I'm not sure calling her "Miss spokesperson" is necessary, but otherwise correct.

Edit: Thanks for the edit!

You're correct, I've removed the 'Miss' as it sounds pretty pretentious.

No, it sounded misogynistic.

I agree, that honorific was strongly prejudiced against women.

Yeah, this bit is an egregious lie:

> “What our members experienced this morning was a technical malfunction that has now been fixed. There is no evidence of a data breach,” the statement said.

She's not an MBA...?


hmm...just trying to build some self awareness in this community around how easy it is to hate on MBA's as a group. We're soooo allergic to that type of rhetoric when it's anyone else, but not at all when it comes to the "business" or "MBA" side of the house.

Imagine the phrase "Fuck Your Engineering Bullshit" was used instead - I'm pretty sure there'd be a lynching.

I think "engineering bullshit" and "mba bullshit" are comparing apples to oranges. Mbas definately spew much more and different types of bs than engineers.

Is it possible you believe this because you are an engineer and not an MBA?

Telling other people they are wrong is classic engineer bullshit.

> Telling other people they are wrong

So maybe she is an engineer... since she said there was no data breach.

I bet they have the top security certifications up-to-date.

Glitch or poorly written software by a startup?

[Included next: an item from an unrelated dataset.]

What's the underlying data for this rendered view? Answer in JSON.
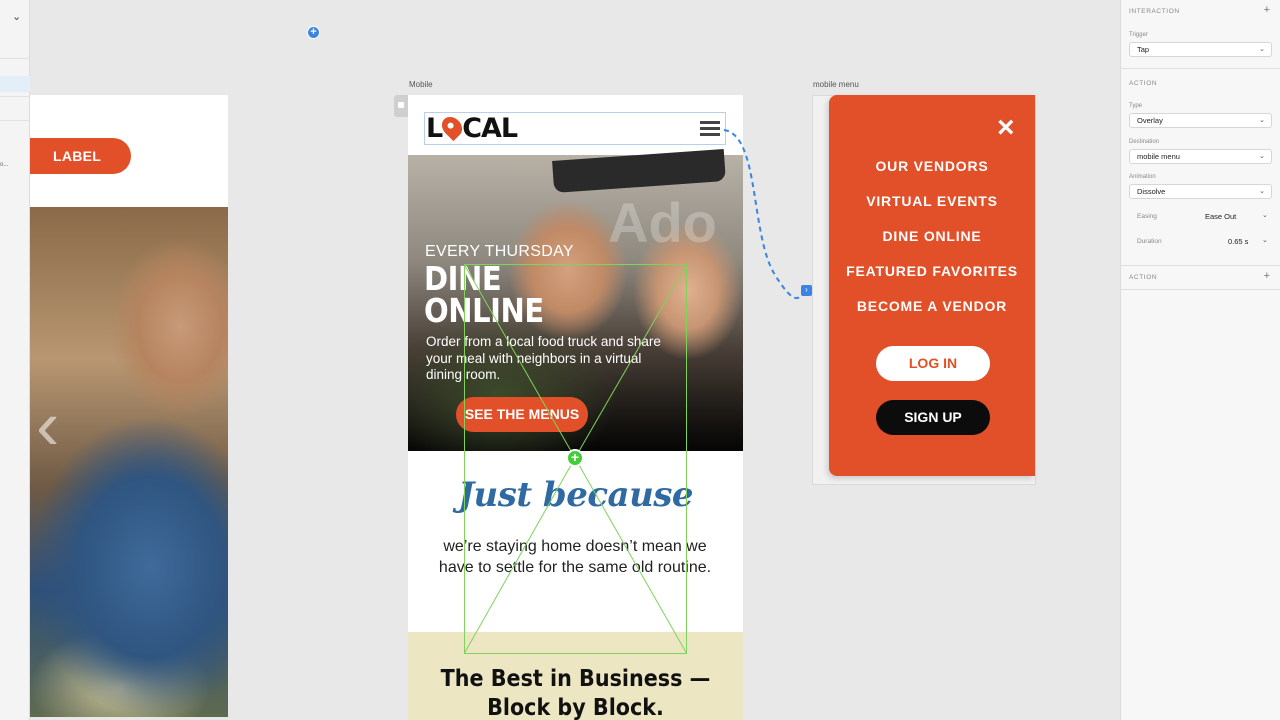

Why is the "by a startup" relevant?

They have been owned by Equifax for a while now, not sure startup is even an accurate term for CK, let alone why that would matter.

Edit: Ok, they may not be owned by Equifax, but they are 10+ years old with 700 employees and over $500 million in revenue in 2016. I don't know what definition of 'startup' you use, but that doesn't meet my definition.

I don't think that's true.


Even if you delete your account, they probably still keep and sell your data to anyone who asks.

Is there any way to force a US company to scrub your data, including from logs and backups?

If you haven't read it, please read https://www.creditkarma.com/about/privacy-20190404/

I haven't read it in detail, but they may cover your first sentence.

Read it - they don't delete your data.

I was specifically addressing the "sell your data to anyone who asks" part. Keeping it is one thing, suggesting they sell it to anyone who asks is another. My guess is, no - they don't do that.

Keeping your data and selling it anonymized is no better. They should not profit from your data when you leave.